眺めは良好。間近に大きく焼岳、その右に続くのは穂高連峰から明神岳、焼岳の左手前に前回苦しんだ白谷山、その左奥に尖っているのは笠ヶ岳。
山頂で15分ほど過ごし、北側広場に戻った。
広場から県境稜線へ漸近していくつもりだったが、やや方角がずれて2110m小ピークに上がってしまった。ここで10時前。あとは基本的に尾根を下ればよいのだが、踏抜きを警戒してワカンを避け、アイゼンでのツボ足を通したこともあって案外と時間を要した。そうこうするうち行く手の空に雲が出て、太陽に暈(かさ)がかかる。
この気温(8℃前後)で降り出せば雨になる。雪山装備のヤッケやテントに撥水・防水性能はなく、濡れた上に風に吹かれれば低体温の恐れもある。2泊3日の計画だったが、残念ながら今回は1日短縮して安房峠で打ち切った方がよさそうだ。せめて安房山は落としたかったが、リベンジを誓って写真だけ撮った。
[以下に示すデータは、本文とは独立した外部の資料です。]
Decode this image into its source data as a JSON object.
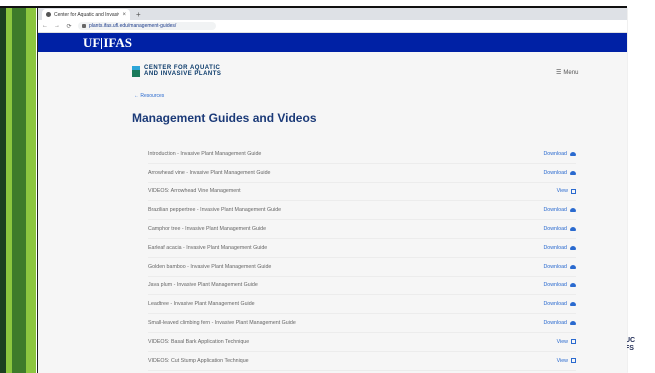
{
  "browser": {
    "tab_title": "Center for Aquatic and Invasiv",
    "tab_close": "×",
    "new_tab": "+",
    "url": "plants.ifas.ufl.edu/management-guides/"
  },
  "header": {
    "logo_left": "UF",
    "logo_right": "IFAS"
  },
  "site": {
    "brand_line1": "CENTER FOR AQUATIC",
    "brand_line2": "AND INVASIVE PLANTS",
    "menu_label": "Menu",
    "back_link": "← Resources",
    "page_title": "Management Guides and Videos"
  },
  "guides": [
    {
      "title": "Introduction - Invasive Plant Management Guide",
      "action": "Download",
      "kind": "download"
    },
    {
      "title": "Arrowhead vine - Invasive Plant Management Guide",
      "action": "Download",
      "kind": "download"
    },
    {
      "title": "VIDEOS: Arrowhead Vine Management",
      "action": "View",
      "kind": "view"
    },
    {
      "title": "Brazilian peppertree - Invasive Plant Management Guide",
      "action": "Download",
      "kind": "download"
    },
    {
      "title": "Camphor tree - Invasive Plant Management Guide",
      "action": "Download",
      "kind": "download"
    },
    {
      "title": "Earleaf acacia - Invasive Plant Management Guide",
      "action": "Download",
      "kind": "download"
    },
    {
      "title": "Golden bamboo - Invasive Plant Management Guide",
      "action": "Download",
      "kind": "download"
    },
    {
      "title": "Java plum - Invasive Plant Management Guide",
      "action": "Download",
      "kind": "download"
    },
    {
      "title": "Leadtree - Invasive Plant Management Guide",
      "action": "Download",
      "kind": "download"
    },
    {
      "title": "Small-leaved climbing fern - Invasive Plant Management Guide",
      "action": "Download",
      "kind": "download"
    },
    {
      "title": "VIDEOS: Basal Bark Application Technique",
      "action": "View",
      "kind": "view"
    },
    {
      "title": "VIDEOS: Cut Stump Application Technique",
      "action": "View",
      "kind": "view"
    }
  ],
  "deco": {
    "right_text": "UC\nFS"
  },
  "colors": {
    "uf_blue": "#0021a5",
    "link": "#2a6acf",
    "title": "#1b3a78",
    "accent_green": "#8cc63f"
  }
}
鞍部を経て、こんもりとした2019mピーク(<安房峠西峰>の山名板あり)に上がると、はや12時近い。ここから峠にかけての県境は単なる山腹斜面で、尾根のような目安になる地形が無い。コンパスを合わせた上でスマホGPSを併せ見て外さないように下りていく。傾斜は出だしから急で、山側を向いてピッケルを刺し、アイゼンを蹴り込む。50m程下るといったん緩むが、その先がさらに厳しくずっと雪壁下りだった。しかも雪が柔(やわ)で、下ろした足が時々沈み込んで抜くのに四苦八苦したりもする。
13時過ぎ、ようよう安房峠(1790m)に下り立った。
中ノ湯に下山することにしたが、国道歩きも思ったほど楽ではない。相変わらずのアイゼンツボ足で、安房山の北側に回るといっそう雪が深く、雪崩のデブリが出ている箇所まである。途中から小雨となる中、最後のヘアピンカーブのみショートカットして、
中ノ湯温泉[LINK]には15時半過ぎ。アイゼンを外してさらに歩き、16:20、釜トンネルまで下山した。雨が本降りにならなかったのは幸いだが、安房峠からの下りで足にマメができた。